Multiple Sclerosis (MS)
A 35-year-old woman was active in jogging and horseback riding until 1 year ago. During the past year she began to notice severe weakness and paresthesias in her legs. Her gait became unsteady, and she developed loss of vision in one eye. A neurologist suspected multiple sclerosis (MS) and ordered the following studies:
Routine laboratory work Within normal limits (WNL)
Lumbar puncture with cerebrospinal fluid (CSF) examination, p. 651
Immunoglobulin (Ig) G index 0.8 (normal: 0.3-0.7)
IgG determination 20% (normal: 0%-11% of total protein)
Oligoclonal bands Present (normal: none)
Evoked potentials (EPs), p. 562
Visual-evoked potentials Abnormal latency
Auditory brainstem-evoked potentials Normal
Somatosensory-evoked responses Abnormal latency
Magnetic resonance imaging (MRI), p. 1106 Plaques indicative of multiple sclerosis
The wide variety of symptom manifestation often makes MS difficult to diagnose; however, the above studies clearly identified MS as the patient’s problem.
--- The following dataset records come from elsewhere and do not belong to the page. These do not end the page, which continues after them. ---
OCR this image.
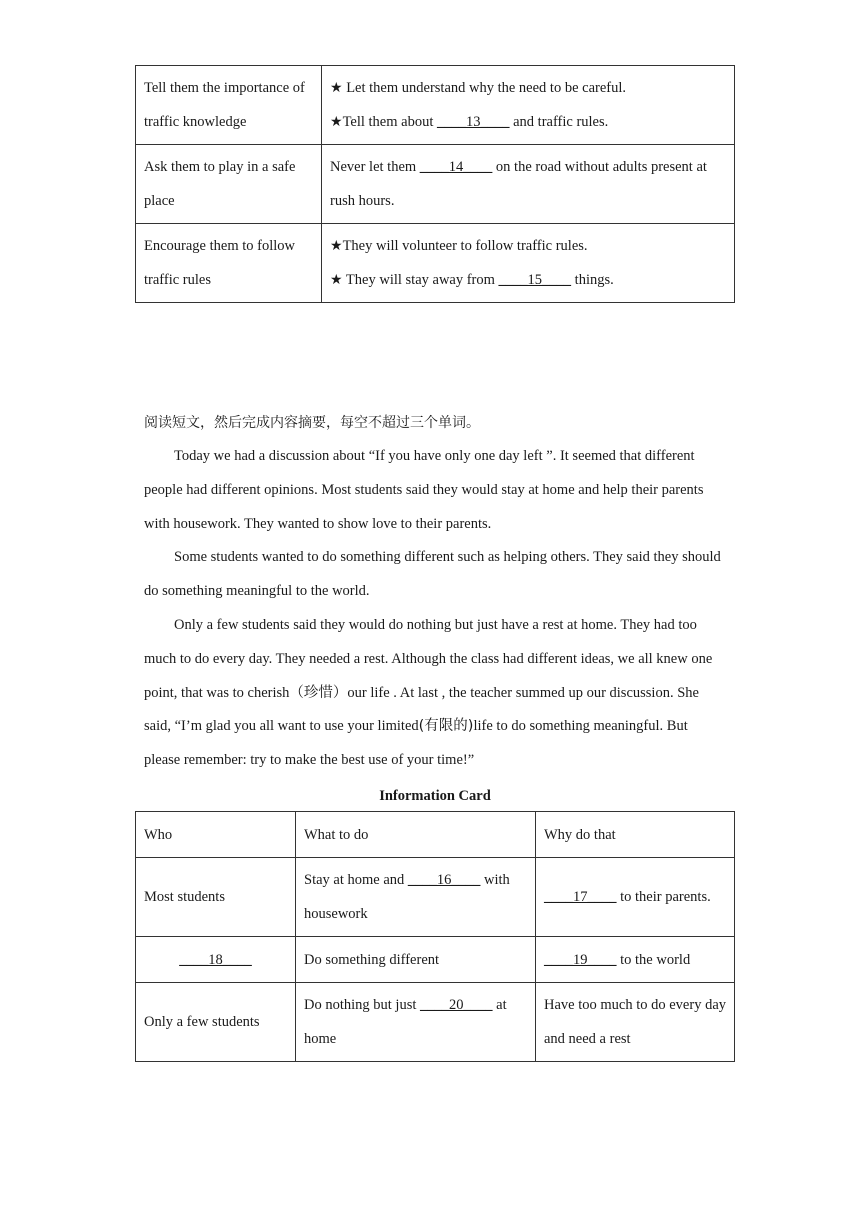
Tell them the importance of traffic knowledge	★ Let them understand why the need to be careful.
★Tell them about ____13____ and traffic rules.

Ask them to play in a safe place	Never let them ____14____ on the road without adults present at rush hours.
Encourage them to follow traffic rules	★They will volunteer to follow traffic rules.
★ They will stay away from ____15____ things.

阅读短文，然后完成内容摘要，每空不超过三个单词。

Today we had a discussion about “If you have only one day left ”. It seemed that different people had different opinions. Most students said they would stay at home and help their parents with housework. They wanted to show love to their parents.

Some students wanted to do something different such as helping others. They said they should do something meaningful to the world.

Only a few students said they would do nothing but just have a rest at home. They had too much to do every day. They needed a rest. Although the class had different ideas, we all knew one point, that was to cherish（珍惜）our life . At last , the teacher summed up our discussion. She said, “I’m glad you all want to use your limited(有限的)life to do something meaningful. But please remember: try to make the best use of your time!”

Information Card

Who	What to do	Why do that
Most students	Stay at home and ____16____ with housework	____17____ to their parents.
____18____	Do something different	____19____ to the world
Only a few students	Do nothing but just ____20____ at home	Have too much to do every day and need a rest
The CSF study results were classic for the diagnosis of MS. The abnormal latency demonstrated on the EP studies was the result of the demyelination process of MS. MRI revealed plaques indicative of MS.
The patient was given prednisone to decrease the inflammation and associated edema of the myelin sheath. When remission occurred, she was instructed about factors that exacerbate, prevent, or ameliorate symptoms.
Critical Thinking Questions
1. Why were the results of the CSF study classic for the diagnosis of MS?
2. What is latency, and why is it increased in MS?